Bélisaire demandant l'aumône, par Gérard. - Le vieux guerrier, ayant pour tout vêtement une tunique légère, retenue sur sa poitrine par une agrafe et serrée à la taille par une ceinture, tient dans sa main droite un long bâton avec lequel il cherche à reconnaître sa route, et porte sur son bras gauche son jeune guide. Celui-ci étreint le cou de Bélisaire et semble près d'expirer; autour de ses jambes est enroulé un serpent qui lui a fait une blessure mortelle. Ce groupe, placé au bord d'une pièce d'eau dans laquelle le moindre écart peut faire tomber le vieillard et l'enfant, se détache sur un ciel éclairé par les dernières lueurs du soleil. (NLI).

Le moine Tzetzès (XIIe s.), dans ses Chiliades, semble en avoir été le premier auteur; il paraît avoir confondu Bélisaire avec Jean de Cappadoce, préfet du prétoire sous Justinien, qui, à la suite de sa disgrâce, fut en effet obligé de demander l'aumône.

Procope, dans ses livres sur les guerres persiques, vandaliques, gothiques, a raconté les guerres de Bélisaire dont il avait été le secrétaire et le compagnon, mais en exagérant peut-être parfois la force numérique des armées qu'il eut à combattre. Au contraire, dans ses fameux Anecdota il l'a accusé de rapacité, de faiblesse de caractère et il s'est complu à détailler la chronique de ses mésaventures conjugales. Marié par Théodora à Antonine, issue d'une famille de cochers du cirque, Bélisaire aurait trouvé en elle une femme active, intelligente, prête à l'accompagner et même à l'aider utilement dans ses expéditions, mais qui l'aurait ridiculisé par la publicité de ses débauches. 

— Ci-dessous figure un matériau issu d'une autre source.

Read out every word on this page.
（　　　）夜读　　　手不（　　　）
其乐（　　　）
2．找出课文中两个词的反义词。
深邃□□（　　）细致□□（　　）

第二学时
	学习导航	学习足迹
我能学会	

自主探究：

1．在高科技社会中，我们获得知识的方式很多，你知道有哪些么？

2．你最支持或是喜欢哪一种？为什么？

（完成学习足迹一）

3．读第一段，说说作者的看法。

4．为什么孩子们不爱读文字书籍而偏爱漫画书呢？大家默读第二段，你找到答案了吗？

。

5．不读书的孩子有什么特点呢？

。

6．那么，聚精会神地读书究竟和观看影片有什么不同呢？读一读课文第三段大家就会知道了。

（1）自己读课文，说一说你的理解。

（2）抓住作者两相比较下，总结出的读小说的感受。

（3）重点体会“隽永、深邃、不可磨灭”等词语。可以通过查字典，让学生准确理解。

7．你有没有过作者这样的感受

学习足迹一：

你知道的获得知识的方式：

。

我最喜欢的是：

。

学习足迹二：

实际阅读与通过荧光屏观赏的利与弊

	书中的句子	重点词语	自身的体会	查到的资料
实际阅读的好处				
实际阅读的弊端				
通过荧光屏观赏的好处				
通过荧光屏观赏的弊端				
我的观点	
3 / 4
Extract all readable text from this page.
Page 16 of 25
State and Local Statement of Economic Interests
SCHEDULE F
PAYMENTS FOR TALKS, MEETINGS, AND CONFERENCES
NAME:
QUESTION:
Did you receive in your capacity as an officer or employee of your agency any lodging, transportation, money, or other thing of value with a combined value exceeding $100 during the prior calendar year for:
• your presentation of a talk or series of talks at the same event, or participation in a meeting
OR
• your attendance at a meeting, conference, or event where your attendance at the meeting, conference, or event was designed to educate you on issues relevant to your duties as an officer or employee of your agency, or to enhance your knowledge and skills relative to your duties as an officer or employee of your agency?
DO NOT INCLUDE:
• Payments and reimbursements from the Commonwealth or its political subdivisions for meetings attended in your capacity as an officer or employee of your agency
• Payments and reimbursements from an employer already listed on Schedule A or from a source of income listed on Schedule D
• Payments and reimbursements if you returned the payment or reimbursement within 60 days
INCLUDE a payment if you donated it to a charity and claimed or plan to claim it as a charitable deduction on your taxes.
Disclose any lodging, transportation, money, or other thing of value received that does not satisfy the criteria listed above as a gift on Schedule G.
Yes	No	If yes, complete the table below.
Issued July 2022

Procope montre Bélisaire crédule et faible jusqu'à la sottise, sacrifiant au besoin à la haine d'Antonine ses amis les plus dévoués. Il signale aussi l'intervention d'Antonine dans de graves affaires, comme la disgrâce du pape Silvère qui, après avoir ouvert Rome à Bélisaire, fut odieusement persécuté. En cette dernière circonstance, ce que dit Procope est confirmé par le Liber Pontificalis de Rome; mais en général les accusations contenues dans les Anecdote n'étant point connues par d'autres auteurs, on n'ose ni rejeter ni accepter entièrement le témoignage de Procope. D'ailleurs, la complète authenticité des Anecdota n'est pas à l'abri des critiques. Il reste acquis que la plupart des victoires du règne de Justinien furent dues à Bélisaire. Comme général il semble n'avoir pas aimé à manoeuvrer avec de grandes armées et avoir évité les batailles; il excellait, au contraire, dans la guerre de sièges, dans les surprises. (C. Bayet).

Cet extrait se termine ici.